Jenna looked back at the cards, then at the book she was using to check her interpretations. “Maybe it’s going to be more of a spiritual fortune. Yup, three of cups, here’s another love card.”
Grace watched, sipping her champagne with increasing frequency, as Jenna told her that her entire future was wrapped up with this dark-haired, blue-eyed man.
What if that were true? Grace wondered. Could she even imagine getting involved with a new man? It wasn’t that she still felt stung by Michael. Enough time had passed that she’d grown to realize she and Michael had never had the kind of close relationship she’d pretended they did. He didn’t get her jokes. Didn’t care about her life or her interests. Barely even showed any curiosity about their son. She was better off without him, and she knew that now.
But a new man? It was hard to picture. When she tried to imagine someone like the man Jenna described, all she could see was Luke Stewart.
And he certainly wasn’t a romantic interest for her. Or vice versa. That couldn’t be more plain.
When she was finished with the reading, Jenna sat back and said, “The cards don’t lie.”
Grace brought her focus back to Jenna. “Maybe not, but I’m not so sure about the reader.”

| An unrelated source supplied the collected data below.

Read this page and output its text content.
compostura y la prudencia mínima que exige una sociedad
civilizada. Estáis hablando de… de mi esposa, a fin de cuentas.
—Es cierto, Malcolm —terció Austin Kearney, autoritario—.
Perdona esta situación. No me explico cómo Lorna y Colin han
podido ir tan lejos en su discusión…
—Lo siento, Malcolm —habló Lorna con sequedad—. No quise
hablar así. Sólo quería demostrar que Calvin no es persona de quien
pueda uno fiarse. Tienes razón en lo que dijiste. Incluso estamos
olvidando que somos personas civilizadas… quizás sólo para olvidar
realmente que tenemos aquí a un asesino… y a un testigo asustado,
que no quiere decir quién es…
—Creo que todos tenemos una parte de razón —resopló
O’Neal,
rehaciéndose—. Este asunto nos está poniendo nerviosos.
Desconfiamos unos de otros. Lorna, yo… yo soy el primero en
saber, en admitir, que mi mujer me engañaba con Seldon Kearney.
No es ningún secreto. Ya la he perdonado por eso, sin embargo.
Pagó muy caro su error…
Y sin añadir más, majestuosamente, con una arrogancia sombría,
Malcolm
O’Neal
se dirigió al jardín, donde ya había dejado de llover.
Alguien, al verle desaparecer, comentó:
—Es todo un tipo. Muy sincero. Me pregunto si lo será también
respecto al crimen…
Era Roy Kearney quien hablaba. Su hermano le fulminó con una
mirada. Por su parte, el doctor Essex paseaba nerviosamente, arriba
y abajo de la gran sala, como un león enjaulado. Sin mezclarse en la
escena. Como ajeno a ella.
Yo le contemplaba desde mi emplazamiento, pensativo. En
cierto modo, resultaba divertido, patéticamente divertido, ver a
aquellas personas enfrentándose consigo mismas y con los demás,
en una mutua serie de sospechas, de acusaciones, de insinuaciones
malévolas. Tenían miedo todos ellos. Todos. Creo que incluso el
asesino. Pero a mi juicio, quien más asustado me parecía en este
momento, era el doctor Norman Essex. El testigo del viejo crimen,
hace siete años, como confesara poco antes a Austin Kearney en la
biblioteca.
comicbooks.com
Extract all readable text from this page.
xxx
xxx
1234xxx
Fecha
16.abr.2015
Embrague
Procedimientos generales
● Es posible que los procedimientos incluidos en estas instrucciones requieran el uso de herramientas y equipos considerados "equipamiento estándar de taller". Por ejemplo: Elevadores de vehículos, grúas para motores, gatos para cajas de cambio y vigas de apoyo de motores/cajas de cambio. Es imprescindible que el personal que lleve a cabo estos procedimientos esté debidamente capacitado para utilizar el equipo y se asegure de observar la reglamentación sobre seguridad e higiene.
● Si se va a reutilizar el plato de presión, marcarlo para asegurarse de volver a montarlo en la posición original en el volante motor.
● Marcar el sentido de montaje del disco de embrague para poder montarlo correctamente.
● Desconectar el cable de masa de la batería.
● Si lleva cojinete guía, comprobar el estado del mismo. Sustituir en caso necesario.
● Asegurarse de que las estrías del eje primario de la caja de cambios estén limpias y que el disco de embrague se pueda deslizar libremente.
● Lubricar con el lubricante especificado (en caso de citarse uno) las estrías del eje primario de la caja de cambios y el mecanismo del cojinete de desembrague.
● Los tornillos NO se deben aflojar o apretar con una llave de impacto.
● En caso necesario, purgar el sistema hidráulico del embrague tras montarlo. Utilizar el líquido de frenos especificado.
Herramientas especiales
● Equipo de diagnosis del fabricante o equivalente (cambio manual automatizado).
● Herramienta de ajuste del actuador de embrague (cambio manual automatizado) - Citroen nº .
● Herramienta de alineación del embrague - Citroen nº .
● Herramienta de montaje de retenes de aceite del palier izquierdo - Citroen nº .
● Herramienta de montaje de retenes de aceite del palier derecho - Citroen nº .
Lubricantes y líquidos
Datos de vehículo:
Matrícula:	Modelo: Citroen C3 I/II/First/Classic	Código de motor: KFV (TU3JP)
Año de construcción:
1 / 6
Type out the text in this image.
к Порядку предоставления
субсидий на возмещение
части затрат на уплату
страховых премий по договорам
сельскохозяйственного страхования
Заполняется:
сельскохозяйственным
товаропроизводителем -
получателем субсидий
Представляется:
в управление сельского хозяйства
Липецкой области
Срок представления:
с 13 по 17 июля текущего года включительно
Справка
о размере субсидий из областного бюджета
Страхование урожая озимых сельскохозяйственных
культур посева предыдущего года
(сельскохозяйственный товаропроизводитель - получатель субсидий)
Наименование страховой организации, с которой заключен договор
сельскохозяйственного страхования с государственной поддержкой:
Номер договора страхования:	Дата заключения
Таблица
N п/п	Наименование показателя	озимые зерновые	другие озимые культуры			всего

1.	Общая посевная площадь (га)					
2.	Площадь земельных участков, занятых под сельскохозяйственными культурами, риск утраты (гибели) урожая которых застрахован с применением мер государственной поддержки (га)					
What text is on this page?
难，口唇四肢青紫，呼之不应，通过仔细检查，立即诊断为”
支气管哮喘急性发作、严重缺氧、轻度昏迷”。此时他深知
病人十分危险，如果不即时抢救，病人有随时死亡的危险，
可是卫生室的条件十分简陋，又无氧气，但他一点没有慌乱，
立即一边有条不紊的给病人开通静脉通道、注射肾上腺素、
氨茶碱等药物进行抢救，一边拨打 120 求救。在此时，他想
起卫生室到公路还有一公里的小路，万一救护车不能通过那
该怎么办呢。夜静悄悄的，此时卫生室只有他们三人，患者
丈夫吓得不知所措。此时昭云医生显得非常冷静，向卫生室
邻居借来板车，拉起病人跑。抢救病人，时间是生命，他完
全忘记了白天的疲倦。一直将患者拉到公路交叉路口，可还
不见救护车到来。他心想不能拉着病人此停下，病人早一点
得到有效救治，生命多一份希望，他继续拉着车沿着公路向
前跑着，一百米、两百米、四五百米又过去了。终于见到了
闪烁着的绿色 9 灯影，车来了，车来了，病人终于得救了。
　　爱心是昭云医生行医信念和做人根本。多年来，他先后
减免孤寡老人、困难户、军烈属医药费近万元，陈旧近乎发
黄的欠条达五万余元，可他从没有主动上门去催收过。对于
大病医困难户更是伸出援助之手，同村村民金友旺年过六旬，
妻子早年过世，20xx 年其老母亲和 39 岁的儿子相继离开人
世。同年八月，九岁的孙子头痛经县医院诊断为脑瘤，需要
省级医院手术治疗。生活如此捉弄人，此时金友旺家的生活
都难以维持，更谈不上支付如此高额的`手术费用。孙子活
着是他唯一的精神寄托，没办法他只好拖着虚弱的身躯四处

“Hey, I object to that! Out of seventy-six cards, you picked these ten. Check the interpretations yourself.” Jenna thumped her hand on the Mother Earth Tarot book on the table. “It’s very clear.”
Grace rolled her eyes. “Then I guess a tall, dark stranger will be coming to town to sweep me off my feet soon.” She shook her head. “Seriously, Jenna, that’d be great for starry-eyed teenagers who want their fortunes told, because you know there’s always romance in their future, but I’m not buying this for me at all.”